L’elettorato pd mostra qualche simpatia in più, ma nessuna passione: la percentuale di chi esprime molta simpatia è all’8%, nella media, mentre cresce il numero di chi guarda con qualche attenzione.
Tra astensione e M5S
È quindi basso l’appeal elettorale di una forza che nascesse dalla scissione a sinistra del Pd: il 2% dichiara che la voterebbe sicuramente, il 7% potrebbe farlo.
Convertire in voto effettivo questa probabilità  non è affatto facile: sostanzialmente un bacino potenziale del 9%, che si dimezza o più all’atto del voto.
Il perimetro del consenso della sinistra in questi ultimi anni, senza segnali di allargamento. La sinistra oggi ha uno spazio limitato nel Paese.
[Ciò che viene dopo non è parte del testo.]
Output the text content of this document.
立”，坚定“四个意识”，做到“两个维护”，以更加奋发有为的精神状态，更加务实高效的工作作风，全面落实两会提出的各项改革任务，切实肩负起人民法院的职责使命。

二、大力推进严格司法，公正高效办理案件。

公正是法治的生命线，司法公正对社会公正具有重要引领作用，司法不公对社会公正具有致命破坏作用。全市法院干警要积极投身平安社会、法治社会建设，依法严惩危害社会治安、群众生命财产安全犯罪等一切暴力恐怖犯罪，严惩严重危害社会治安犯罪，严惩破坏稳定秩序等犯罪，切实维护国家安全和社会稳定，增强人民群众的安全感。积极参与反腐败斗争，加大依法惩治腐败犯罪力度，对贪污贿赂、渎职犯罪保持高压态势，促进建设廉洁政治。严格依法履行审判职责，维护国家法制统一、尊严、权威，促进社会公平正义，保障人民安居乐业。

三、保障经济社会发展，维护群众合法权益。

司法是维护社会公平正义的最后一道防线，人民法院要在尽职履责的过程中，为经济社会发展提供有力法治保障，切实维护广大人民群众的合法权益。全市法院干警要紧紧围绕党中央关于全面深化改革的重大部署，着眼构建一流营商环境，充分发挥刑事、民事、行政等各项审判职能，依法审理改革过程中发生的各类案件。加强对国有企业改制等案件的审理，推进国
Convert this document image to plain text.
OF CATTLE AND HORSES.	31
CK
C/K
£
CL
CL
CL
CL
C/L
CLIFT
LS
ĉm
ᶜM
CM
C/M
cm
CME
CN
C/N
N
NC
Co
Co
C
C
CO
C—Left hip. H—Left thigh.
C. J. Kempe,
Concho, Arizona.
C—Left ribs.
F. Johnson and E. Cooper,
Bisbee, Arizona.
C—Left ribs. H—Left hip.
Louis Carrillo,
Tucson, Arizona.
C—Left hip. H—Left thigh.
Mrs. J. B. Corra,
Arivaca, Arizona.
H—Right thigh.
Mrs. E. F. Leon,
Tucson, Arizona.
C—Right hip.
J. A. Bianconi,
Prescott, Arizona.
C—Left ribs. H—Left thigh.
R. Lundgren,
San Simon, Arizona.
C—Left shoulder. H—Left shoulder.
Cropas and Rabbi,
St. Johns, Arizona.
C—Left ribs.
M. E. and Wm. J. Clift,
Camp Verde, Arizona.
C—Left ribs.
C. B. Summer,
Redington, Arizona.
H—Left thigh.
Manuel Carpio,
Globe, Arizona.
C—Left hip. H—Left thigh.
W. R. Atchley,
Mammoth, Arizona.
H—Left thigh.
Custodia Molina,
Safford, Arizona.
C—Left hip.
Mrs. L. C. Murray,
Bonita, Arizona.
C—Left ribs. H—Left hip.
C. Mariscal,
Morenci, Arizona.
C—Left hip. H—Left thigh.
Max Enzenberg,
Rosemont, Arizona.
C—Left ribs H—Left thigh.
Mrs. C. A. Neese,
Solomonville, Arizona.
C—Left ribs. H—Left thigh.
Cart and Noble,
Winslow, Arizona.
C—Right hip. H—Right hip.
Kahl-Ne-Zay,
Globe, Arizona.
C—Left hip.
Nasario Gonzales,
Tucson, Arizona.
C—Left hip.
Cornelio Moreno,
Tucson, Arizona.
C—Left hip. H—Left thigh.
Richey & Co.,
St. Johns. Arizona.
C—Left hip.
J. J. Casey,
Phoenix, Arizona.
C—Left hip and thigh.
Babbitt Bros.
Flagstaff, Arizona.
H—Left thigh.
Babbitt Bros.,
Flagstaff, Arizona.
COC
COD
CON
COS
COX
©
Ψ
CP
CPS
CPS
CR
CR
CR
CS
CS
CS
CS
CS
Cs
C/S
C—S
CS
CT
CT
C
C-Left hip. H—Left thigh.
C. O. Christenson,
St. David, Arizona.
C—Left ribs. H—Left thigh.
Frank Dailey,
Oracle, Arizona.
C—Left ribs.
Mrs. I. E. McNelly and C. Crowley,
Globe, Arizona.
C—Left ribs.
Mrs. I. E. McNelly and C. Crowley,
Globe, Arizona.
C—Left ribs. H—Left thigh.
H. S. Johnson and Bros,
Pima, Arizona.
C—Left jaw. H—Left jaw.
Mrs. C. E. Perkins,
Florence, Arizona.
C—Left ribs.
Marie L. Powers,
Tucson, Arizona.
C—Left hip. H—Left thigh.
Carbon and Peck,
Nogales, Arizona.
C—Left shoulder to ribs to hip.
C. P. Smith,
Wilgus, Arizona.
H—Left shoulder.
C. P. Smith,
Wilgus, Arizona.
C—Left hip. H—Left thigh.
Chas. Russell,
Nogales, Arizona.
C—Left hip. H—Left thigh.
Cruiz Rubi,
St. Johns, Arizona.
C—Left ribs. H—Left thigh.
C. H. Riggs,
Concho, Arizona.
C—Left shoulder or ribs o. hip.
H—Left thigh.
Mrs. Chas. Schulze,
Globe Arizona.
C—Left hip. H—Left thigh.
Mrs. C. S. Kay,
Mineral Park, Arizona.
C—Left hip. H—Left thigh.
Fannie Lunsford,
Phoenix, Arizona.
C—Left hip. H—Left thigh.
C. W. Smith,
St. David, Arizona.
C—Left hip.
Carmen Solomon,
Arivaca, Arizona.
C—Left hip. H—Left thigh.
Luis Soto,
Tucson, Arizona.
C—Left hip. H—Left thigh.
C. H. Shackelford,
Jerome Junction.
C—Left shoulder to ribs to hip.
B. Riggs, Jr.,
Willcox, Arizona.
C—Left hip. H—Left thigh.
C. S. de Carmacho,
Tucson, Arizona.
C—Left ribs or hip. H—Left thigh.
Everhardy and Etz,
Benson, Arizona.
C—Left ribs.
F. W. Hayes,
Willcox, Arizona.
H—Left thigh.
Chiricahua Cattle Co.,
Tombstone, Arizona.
Da un lato chi è uscito a sinistra dal Pd difficilmente ha poi deciso effettivamente di votare una forza di sinistra.
Molti si sono rifugiati nell’astensione, una parte ha deciso di dare il voto ai 5 Stelle. Dall’altro lato se l’insofferenza verso Renzi è molto chiara, non altrettanto sono i programmi politici conseguenti.
Il dibattito appare molto chiuso nel ceto politico. E non conquista elettori.

Nando Pagnoncelli
(da “il Corriere della Sera”)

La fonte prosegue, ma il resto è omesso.